The prosecution accuses president Martin Barriuso, treasurer Igor Gaminde and the secretary of the association of a "drug trafficking offense with outstanding importance" asking for sentences of 4 and ahalf years in prison and of involvement in a "criminal organization" which correspond to another year and a half sentence. The three were imposed a bail of one million euros, so all their assets were seized. The other two defendants, two members working with a harvest labour contract, are accused of drug trafficking and sentences of two years a 1.000 euro fine have been requested.
Given these facts, the signatories want to publicly express the following:
The Association of Cannabis Consumers Pannagh was formally established as a non-profit association in 2003. It consists of adult people who use cannabis, and its activities are aimed at avoiding risks to its members which are related to the black market and preventing damage associated with the use of the plant.
It’s common knowledge that Pannagh attempts to create alternative circuits to supply cannabis within the current legal framework and to reduce illicit trafficking. To do this Pannagh for several years has organised a closed circuit of cannabis cultivation. This has repeatedly been declared legal by different courts. All previous cases have been dismissed and filed through final judicial decisions, including orders of the Provincial Courts of Bizkaia and Álava. In both cases the confiscated cannabis was returned to the organisation.
We believe that the closure of Pannagh - that has now lasted two years - and the complaint against several of its members is a good example of the legal uncertainty surrounding Pannagh’s activities, a situation that the association has been questioning for years at various levels, and the existence of which was recognized by the Basque Parliament in the resolution that led to the creation of an initiative to regulate Cannabis Social Clubs.
It is noteworthy that, since its founding, Pannagh has been developing activities towards establishing a framework of rights and obligations for cannabis consumers, as well as a comprehensive regulation of plant related activities. For years, its activities have been generally known and tolerated by the de facto government.

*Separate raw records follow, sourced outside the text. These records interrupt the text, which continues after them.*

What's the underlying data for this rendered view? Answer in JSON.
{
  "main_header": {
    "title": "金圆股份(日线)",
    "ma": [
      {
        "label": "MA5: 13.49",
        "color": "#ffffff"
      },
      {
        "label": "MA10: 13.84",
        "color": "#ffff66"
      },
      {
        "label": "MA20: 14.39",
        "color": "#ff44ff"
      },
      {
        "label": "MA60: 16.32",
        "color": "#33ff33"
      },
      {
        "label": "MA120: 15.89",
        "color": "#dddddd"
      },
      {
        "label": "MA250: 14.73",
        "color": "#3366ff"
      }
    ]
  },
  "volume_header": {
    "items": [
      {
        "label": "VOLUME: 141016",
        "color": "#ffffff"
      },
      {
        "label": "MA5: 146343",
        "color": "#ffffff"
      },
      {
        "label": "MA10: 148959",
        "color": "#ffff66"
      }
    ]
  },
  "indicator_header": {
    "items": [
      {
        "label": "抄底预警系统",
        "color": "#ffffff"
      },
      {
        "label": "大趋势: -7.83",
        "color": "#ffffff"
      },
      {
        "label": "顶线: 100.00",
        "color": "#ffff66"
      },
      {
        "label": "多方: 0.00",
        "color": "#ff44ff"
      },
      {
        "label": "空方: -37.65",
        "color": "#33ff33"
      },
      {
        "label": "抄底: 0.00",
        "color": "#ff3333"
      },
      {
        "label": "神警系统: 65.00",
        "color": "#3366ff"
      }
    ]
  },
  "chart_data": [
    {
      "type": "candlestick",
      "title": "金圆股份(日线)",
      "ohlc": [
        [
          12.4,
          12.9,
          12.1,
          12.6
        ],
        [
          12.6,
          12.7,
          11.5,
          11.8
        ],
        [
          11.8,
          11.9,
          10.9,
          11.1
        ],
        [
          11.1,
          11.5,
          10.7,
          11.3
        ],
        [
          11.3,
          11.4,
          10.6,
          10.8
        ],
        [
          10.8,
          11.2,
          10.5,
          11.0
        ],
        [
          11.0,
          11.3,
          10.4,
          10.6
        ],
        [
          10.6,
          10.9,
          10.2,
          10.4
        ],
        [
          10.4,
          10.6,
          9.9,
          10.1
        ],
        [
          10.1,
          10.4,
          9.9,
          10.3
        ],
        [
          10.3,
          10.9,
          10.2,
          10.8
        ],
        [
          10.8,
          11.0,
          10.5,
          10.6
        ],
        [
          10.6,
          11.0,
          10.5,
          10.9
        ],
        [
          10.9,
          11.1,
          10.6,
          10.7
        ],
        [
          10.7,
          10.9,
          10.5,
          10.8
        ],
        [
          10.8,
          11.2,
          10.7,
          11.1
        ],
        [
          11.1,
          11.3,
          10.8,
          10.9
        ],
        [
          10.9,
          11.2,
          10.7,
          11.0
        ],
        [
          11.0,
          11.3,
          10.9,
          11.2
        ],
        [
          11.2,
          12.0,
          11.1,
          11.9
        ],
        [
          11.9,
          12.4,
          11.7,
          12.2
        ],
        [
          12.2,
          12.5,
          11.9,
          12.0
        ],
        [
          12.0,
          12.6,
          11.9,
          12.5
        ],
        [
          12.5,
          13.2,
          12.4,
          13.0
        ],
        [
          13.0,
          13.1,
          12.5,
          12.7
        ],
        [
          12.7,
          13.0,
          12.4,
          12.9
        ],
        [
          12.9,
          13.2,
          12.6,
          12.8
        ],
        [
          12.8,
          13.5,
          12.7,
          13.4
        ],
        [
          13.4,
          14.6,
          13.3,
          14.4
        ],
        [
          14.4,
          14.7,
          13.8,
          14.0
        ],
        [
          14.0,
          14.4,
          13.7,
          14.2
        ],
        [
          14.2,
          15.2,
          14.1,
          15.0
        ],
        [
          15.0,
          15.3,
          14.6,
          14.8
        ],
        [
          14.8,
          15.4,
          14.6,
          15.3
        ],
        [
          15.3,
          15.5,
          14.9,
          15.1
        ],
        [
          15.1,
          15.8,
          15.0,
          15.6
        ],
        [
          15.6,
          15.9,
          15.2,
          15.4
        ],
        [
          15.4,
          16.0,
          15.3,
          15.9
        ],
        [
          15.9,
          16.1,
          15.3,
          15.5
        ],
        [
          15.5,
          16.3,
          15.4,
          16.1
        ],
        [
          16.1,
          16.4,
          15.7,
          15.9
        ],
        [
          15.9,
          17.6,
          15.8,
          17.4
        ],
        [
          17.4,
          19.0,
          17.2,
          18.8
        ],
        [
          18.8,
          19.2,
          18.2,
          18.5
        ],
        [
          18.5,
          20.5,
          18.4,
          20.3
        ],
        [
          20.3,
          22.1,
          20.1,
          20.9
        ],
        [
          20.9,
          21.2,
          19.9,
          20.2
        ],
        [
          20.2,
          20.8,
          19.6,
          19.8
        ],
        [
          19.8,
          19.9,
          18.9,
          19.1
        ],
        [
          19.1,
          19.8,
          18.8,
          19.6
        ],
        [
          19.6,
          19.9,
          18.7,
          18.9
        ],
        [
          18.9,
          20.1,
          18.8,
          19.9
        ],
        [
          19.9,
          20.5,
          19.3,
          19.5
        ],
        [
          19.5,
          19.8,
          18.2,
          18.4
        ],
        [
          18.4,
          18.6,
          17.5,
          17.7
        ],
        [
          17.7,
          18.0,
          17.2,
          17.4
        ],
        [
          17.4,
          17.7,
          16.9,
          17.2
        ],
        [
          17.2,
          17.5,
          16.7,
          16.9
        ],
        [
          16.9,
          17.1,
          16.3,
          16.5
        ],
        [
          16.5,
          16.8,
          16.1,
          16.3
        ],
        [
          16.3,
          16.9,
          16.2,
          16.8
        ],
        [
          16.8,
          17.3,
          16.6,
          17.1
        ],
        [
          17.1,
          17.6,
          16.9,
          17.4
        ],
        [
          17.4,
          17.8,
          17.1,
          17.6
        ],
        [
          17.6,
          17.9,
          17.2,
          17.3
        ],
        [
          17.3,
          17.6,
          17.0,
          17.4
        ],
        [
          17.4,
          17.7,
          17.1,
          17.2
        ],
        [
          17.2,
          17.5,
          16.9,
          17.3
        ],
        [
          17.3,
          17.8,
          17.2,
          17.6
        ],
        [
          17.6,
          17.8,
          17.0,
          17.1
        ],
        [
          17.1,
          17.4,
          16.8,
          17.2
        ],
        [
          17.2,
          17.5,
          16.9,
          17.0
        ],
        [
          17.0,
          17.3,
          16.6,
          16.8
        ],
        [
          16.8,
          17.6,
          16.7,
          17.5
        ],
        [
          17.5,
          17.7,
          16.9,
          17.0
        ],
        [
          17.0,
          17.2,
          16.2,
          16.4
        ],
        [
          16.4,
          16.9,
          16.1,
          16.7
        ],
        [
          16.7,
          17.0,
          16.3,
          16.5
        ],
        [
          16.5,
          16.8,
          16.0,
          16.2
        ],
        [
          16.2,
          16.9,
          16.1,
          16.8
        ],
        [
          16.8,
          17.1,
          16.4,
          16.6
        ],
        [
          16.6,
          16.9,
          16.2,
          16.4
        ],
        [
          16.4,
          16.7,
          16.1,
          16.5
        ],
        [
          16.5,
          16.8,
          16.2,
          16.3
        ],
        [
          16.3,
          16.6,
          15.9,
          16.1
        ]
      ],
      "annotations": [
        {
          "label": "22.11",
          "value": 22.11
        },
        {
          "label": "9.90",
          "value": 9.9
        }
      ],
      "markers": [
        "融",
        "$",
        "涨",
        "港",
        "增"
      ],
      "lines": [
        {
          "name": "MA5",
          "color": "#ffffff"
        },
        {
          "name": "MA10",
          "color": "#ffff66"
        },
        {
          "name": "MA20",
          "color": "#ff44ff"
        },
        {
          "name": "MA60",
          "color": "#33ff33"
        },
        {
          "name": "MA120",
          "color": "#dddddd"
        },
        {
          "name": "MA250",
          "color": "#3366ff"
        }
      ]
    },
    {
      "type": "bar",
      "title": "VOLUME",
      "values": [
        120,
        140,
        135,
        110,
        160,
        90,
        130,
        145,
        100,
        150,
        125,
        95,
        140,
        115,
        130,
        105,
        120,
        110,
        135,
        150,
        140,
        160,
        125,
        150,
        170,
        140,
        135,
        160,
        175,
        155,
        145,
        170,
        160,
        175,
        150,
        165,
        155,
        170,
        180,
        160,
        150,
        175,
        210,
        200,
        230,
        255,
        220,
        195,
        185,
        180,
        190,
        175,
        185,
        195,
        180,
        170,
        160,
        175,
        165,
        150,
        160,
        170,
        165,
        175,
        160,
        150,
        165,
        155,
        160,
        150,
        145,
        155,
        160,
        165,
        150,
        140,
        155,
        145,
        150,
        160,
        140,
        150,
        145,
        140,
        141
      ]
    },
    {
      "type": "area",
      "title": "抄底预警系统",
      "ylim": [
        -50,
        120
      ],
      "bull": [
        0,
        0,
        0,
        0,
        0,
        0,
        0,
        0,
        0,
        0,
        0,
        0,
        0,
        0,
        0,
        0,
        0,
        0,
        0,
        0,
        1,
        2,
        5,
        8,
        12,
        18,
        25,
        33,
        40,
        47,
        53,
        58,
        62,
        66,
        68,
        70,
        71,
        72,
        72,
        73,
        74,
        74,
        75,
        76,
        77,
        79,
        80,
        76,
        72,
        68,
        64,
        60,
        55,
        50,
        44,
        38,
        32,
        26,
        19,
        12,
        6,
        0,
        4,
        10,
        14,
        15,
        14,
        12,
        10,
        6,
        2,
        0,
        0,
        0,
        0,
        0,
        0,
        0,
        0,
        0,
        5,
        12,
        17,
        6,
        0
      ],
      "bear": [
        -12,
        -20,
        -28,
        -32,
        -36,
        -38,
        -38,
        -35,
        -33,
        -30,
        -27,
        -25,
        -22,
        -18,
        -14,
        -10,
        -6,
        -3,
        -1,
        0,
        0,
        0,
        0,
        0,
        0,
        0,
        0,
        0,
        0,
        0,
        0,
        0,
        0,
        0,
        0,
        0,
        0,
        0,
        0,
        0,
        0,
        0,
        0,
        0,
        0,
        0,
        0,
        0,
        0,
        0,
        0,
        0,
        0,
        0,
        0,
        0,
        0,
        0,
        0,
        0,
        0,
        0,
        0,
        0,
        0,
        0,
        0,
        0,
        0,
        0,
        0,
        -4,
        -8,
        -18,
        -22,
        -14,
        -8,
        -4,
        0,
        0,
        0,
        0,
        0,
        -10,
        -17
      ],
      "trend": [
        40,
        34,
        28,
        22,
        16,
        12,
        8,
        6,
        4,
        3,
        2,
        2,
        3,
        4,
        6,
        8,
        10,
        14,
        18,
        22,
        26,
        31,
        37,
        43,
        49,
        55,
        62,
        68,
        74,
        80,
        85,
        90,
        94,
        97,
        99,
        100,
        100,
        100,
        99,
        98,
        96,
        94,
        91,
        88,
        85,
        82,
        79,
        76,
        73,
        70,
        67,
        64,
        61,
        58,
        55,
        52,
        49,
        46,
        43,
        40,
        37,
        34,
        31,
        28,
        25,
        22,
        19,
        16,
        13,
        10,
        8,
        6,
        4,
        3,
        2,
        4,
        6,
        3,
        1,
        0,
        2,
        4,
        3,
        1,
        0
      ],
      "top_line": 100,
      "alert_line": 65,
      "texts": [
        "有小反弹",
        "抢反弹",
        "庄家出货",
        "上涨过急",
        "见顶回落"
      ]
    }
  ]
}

It is particularly worrying that three members of the board of Pannagh are accused of involvement in a criminal organisation, when the group is exactly the opposite: a legally registered association, whose activities have been developed without a shadow of secrecy. Not only is it unfair to punish more harshly those who try to follow the channels of the law, but also can it make others believe that it is safer away to keep away from them.
Without going into qualifying the specific legal proceedings, we want to express our support to the public work of the accused persons and, therefore, to that of the entire group of people representing cannabis consumers. We understand that their work in favor of regulation for groups of people who use cannabis in our community, and for more just and effective social policies, has been positive and constructive.